The Rev. William Barber II, the founder of the Moral Mondays movement, has mapped a path to bring about this “moral revival” that includes policy demands, voter registration and civil disobedience.
While poverty disproportionately affects people of color, numerically, there are more white Americans in poverty than any other race or ethnic group. The new Poor People’s Campaign builds on the Moral Mondays movement that mobilized across racial lines, finding the common ground of the disenfranchised. This is more important than ever, given the rising polarization in the age of Trump.
The United Nations recently conducted a report that revealed a bleak picture of the extreme poverty in the United States, documenting the terrible circumstances endured by the poor — from unsafe sewage and sanitary conditions, to chronic homelessness, to criminalization and harassment just for being poor. The report concluded that, particularly in a rich country like the United States, “the persistence of extreme poverty is a political choice made by those in power,” and that “with political will, it could be readily eliminated.”
Compare the political choices made by President Lyndon Johnson, whose War on Poverty enacted anti-poverty, health, education and employment policies and civil rights legislation, with the policies promoted by President Trump. Take the recent GOP tax bill, which is the biggest transfer of wealth to the rich in decades. The wealthiest 1 percent receives 83 percent of the benefits. The tax plan will increase the deficit to nearly $1 trillion in fiscal 2019, and the GOP is already using the skyrocketing deficit as an excuse to make deep cuts to Social Security, Medicare, Medicaid, student aid, food and housing assistance, and other programs the neediest Americans depend on.
A recent AFT-Democracy Corps poll found that most respondents have not benefited from the GOP tax plan. They are unhappy their wages are not keeping up with rising costs. They are angry that the GOP plans to pay for tax cuts by shredding the social safety net. And they feel strongly that the funds being redistributed to the rich should have been invested in public schools, healthcare or infrastructure.
Similarly, the Monmouth University Polling Institute found that only 12 percent of Americans feel they have benefited a lot from the recent economic upturn, while a majority say they are still struggling. Yet a majority (57 percent) of people understand that the wealthiest families have benefited from Trump’s policies.
At the launch of the new Poor People’s Campaign, a low-wage domestic worker spoke of suffering depression and suicidal thoughts over her fears that, despite her hard work, she and her children would end up homeless. “Systemic poverty has been created,” she said through tears, “not because we’re lazy or don’t want to work, but because of politicians who block a living wage.”

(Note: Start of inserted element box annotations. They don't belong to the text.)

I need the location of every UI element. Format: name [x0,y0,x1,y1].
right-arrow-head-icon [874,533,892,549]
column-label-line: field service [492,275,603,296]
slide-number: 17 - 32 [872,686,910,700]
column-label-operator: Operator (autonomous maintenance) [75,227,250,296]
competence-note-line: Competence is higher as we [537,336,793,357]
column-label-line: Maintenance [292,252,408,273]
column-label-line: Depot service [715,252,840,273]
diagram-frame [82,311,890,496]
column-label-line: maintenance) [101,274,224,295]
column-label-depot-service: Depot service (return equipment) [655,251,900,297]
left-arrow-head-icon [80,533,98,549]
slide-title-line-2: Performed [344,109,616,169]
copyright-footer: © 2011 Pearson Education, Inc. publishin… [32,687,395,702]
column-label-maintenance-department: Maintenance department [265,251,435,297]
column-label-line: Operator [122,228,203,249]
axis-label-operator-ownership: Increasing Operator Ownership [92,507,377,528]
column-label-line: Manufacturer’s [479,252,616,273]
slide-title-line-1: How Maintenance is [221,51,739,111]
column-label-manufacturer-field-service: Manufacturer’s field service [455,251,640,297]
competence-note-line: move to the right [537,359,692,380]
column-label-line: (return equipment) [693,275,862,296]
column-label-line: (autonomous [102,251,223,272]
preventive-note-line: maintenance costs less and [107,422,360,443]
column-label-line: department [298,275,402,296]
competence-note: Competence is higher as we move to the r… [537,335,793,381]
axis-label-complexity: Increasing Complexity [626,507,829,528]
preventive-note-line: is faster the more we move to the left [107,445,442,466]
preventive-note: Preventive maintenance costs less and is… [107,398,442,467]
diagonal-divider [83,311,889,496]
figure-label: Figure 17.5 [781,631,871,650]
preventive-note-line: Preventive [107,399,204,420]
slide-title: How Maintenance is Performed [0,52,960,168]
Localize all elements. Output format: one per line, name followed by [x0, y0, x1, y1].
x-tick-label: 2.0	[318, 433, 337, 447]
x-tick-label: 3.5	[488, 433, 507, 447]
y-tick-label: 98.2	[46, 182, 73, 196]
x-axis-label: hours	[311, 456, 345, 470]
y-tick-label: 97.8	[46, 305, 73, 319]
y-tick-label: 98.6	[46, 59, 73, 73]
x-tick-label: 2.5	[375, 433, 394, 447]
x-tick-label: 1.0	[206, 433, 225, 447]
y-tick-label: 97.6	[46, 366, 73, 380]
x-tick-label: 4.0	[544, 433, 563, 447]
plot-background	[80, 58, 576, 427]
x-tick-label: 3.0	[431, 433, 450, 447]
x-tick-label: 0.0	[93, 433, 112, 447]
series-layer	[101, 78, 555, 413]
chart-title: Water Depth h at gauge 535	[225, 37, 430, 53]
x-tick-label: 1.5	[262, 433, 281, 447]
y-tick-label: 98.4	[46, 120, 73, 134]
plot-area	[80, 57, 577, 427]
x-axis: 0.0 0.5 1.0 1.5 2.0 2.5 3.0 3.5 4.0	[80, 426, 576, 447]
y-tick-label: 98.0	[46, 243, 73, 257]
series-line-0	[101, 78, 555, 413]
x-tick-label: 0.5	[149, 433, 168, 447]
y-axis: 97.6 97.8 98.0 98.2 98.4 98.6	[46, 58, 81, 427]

Lack of investment in public education, including low wages, are at the core of the teacher walkouts that have rippled across America. The inequity between the haves and have-nots hurts kids every day. Last week, the Journey for Justice Alliance released “Failing Brown v. Board,” an analysis of course offerings at high schools in 12 cities. It shows that students attending majority-black and/or -brown schools are still segregated by inequitable education because their schools offer fewer academic subjects and less of the arts than majority-white schools.
AFT members address the plight of poverty every day in their work in hospitals and schools, and we are proud to be a coalition partner in the new Poor People’s Campaign. In this age of unprecedented bounty, it is time to end the oppression of the poor and embrace a moral revival. That would make America great.